Pasal 44 ayat 4 yang dimaksud Zuma berbunyi :
Dalam hal perbuatan sebagaimana dimaksud pada ayat (1) dilakukan oleh suami terhadap isteri atau sebaliknya yang tidak menimbulkan penyakit atau halangan untuk menjalankan pekerjaan jabatan atau mata pencaharian atau kegiatan sehari-hari, dipidana dengan pidana penjara paling lama 4 (empat) bulan.
“Apa maksud dari tidak menimbulkan penyakit atau halangan untuk menjalankan pelerkaan jabatan atau mata pencaharian. Ini tidak jelas dan bisa ditafsirkan secara berbeda,” kata Zuma.
Tantangan implementasi selanjutnya dalam UU PKDRT adalah sulitnya UU ini diterapkan untuk pasangan yang menikah secara adat atau agama.
“Ketika menikah secara adat atau secara agama, apakah menggunakan UU PKDRT atau menggunakan Pasal 351 KUHP tentang penganiayaan?” ujar Zuma.

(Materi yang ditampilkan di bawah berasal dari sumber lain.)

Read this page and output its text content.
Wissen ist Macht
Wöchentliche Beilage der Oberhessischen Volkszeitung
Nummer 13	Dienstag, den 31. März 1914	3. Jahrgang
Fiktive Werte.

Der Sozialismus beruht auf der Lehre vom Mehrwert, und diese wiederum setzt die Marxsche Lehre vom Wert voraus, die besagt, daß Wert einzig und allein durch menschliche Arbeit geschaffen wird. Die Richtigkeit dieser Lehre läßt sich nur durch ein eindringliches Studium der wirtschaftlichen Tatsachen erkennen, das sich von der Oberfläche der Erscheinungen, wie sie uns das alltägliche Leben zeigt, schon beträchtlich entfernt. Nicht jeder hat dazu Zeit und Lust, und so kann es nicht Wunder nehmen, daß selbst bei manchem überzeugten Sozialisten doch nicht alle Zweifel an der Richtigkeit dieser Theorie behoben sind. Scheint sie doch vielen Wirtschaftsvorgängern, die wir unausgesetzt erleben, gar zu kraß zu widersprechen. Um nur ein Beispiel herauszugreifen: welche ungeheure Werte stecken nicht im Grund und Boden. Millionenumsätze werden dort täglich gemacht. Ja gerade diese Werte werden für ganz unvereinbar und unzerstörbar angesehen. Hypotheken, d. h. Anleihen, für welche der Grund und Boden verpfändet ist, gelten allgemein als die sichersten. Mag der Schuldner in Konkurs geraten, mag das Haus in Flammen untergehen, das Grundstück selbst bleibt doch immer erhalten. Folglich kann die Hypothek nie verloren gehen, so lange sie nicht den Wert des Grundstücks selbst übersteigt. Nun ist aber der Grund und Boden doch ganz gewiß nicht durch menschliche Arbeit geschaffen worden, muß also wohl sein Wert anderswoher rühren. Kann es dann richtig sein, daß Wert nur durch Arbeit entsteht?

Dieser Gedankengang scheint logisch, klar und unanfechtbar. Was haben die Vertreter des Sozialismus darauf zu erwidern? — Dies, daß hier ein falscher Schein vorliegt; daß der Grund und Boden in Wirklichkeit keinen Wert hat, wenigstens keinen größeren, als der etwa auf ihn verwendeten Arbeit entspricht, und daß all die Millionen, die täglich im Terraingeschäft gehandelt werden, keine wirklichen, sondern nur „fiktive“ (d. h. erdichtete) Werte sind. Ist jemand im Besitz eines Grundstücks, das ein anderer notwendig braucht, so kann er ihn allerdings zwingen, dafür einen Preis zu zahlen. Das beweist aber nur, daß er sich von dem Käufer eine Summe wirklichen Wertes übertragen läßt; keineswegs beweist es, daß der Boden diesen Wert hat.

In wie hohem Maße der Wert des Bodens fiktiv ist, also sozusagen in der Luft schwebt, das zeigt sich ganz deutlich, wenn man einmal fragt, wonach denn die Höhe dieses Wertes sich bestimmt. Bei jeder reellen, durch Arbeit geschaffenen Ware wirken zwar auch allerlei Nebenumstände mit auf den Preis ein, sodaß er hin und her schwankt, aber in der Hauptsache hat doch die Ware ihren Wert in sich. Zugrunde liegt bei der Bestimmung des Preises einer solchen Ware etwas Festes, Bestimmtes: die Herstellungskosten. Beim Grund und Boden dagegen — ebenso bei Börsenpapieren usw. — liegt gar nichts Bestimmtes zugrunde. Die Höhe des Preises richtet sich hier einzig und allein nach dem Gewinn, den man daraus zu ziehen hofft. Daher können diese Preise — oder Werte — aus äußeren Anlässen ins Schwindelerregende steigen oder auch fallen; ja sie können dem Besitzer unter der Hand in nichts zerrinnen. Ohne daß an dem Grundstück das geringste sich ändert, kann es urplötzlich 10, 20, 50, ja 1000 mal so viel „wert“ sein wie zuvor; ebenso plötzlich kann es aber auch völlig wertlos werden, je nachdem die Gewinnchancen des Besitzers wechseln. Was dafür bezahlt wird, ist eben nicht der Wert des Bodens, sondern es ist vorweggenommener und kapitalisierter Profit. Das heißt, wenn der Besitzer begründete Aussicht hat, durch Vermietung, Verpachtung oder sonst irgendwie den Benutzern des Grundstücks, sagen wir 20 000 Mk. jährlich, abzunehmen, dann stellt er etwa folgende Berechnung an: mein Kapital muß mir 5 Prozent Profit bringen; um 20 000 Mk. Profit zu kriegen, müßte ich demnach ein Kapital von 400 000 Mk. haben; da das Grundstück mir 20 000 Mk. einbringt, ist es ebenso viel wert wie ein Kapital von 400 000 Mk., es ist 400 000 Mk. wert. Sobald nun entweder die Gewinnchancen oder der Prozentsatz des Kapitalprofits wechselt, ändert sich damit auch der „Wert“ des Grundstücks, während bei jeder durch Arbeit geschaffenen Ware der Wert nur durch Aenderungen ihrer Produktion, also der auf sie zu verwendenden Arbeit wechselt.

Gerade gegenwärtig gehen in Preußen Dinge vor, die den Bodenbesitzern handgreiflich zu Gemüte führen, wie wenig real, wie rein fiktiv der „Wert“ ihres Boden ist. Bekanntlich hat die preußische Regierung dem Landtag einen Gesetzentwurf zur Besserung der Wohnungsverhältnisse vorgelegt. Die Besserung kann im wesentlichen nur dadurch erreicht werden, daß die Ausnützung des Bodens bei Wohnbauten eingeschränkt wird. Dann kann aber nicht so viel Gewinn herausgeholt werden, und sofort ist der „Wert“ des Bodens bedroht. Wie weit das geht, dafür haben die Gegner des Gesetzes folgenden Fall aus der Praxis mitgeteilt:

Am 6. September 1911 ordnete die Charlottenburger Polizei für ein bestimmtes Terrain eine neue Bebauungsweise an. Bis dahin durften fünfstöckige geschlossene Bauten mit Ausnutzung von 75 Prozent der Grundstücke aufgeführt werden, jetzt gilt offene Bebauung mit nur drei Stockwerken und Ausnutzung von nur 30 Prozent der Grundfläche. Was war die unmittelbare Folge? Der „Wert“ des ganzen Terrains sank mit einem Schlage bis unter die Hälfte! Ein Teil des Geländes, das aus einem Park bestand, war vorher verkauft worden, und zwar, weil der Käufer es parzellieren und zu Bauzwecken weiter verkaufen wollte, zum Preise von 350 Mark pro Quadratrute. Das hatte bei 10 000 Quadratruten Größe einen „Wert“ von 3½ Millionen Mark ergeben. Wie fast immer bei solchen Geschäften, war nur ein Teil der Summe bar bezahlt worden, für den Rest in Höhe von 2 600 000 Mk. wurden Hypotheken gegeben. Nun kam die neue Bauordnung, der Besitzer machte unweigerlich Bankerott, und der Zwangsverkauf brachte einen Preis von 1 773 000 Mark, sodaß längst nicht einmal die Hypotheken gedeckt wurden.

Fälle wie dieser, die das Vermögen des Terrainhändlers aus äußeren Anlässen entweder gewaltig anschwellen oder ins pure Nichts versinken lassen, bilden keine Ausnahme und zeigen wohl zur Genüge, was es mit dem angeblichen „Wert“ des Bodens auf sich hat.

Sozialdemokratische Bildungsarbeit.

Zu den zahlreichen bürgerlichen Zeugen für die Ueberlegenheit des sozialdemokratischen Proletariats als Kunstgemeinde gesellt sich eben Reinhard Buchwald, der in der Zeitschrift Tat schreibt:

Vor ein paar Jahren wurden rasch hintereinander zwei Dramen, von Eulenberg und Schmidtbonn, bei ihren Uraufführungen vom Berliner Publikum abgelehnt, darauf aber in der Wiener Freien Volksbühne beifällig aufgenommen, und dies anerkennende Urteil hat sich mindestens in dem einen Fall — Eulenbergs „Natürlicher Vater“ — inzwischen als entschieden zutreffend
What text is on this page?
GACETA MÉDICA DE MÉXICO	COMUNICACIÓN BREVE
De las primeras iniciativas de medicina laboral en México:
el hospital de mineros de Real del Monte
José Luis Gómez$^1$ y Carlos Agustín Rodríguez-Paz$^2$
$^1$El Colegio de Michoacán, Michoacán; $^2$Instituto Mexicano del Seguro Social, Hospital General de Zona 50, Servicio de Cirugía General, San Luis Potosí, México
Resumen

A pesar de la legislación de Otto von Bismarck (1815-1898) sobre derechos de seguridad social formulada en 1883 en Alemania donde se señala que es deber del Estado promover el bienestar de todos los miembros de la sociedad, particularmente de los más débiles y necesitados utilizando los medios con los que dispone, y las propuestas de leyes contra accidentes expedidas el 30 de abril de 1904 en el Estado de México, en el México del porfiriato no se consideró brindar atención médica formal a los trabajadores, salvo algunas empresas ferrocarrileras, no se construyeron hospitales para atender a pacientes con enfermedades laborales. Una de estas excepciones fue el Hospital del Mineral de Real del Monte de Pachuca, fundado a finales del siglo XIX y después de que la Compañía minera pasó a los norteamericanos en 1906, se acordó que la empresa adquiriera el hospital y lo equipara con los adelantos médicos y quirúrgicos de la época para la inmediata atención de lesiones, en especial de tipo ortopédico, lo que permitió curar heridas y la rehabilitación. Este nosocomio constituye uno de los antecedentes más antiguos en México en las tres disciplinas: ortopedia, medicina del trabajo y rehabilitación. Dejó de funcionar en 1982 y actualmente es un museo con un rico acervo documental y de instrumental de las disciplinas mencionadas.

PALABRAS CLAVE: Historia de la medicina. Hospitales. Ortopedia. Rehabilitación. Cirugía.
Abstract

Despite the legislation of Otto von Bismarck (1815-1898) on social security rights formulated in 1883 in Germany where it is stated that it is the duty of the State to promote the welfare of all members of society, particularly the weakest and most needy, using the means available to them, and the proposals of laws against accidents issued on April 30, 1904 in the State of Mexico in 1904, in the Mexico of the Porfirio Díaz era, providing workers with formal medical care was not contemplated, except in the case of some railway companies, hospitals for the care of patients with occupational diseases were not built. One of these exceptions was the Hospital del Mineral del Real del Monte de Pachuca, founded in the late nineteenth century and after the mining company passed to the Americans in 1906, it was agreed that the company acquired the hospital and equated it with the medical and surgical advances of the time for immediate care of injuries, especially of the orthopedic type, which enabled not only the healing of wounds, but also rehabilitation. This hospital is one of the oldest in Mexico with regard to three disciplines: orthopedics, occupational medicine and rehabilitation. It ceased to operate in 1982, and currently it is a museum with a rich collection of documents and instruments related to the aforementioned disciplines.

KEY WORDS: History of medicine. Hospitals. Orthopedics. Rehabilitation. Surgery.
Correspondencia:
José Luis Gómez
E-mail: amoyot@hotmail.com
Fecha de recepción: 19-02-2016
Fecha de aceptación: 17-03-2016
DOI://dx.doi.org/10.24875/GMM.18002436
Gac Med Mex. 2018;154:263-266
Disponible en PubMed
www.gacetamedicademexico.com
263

Tantangan lainnya adalah untuk Pekerja Rumah Tangga (PRT) yang kebetulan tidak tinggal di rumah itu tetapi mengalami kekerasan domestik. Zuma menganggap UU PKDRT berlum mengakomodir untuk kasus-kasus demikian.
Penafsiran pasal 9 terkait pemenelantarkan juga mengundang pertanyaan.
Pasal 9 itu berbunyi : Setiap orang dilarang menelantarkan orang dalam lingkup rumah tangganya, padahal menurut hukum yang berlaku baginya atau karena persetujuan atau perjanjian ia wajib memberikan kehidupan, perawatan, atau pemeliharaan kepada orang tersebut.
“Bagaimana dengan pasangan yang memberi nafkah tidak secara rutin? Misalnya bulan ini memberi nafkah, tetapi bulan besoknya tidak?” tanya Zuma.
Hal lain yang disorot FPL adalah alat bukti yang ternyata masih mengikuti aturan KUHP yang jelas mengabaikan UU PKDRT dan UU Pidana Kekerasan Seksual (UU PKS).
Namun dari semua tantangan itu Zuma mengingatkan satu hal yang sering dilupakan banyak orang yaitu pidana tambahan UU PKDRT soal konseling untuk pelaku sehingga mampu memanajemenkan hatinya sekaligus tidak mengulangi kesalahannya.
“Pelaku KDRT harusnya tidak hanya dapat pidana pokok tetapi juga pidana tambahan dalam bentuk konseling,” kata Zuma.
Korban enggan melapor kasus KDRT ke ranah pidana bukan saja karena aib tetapi juga kasusnya sering terabaikan di depan hukum.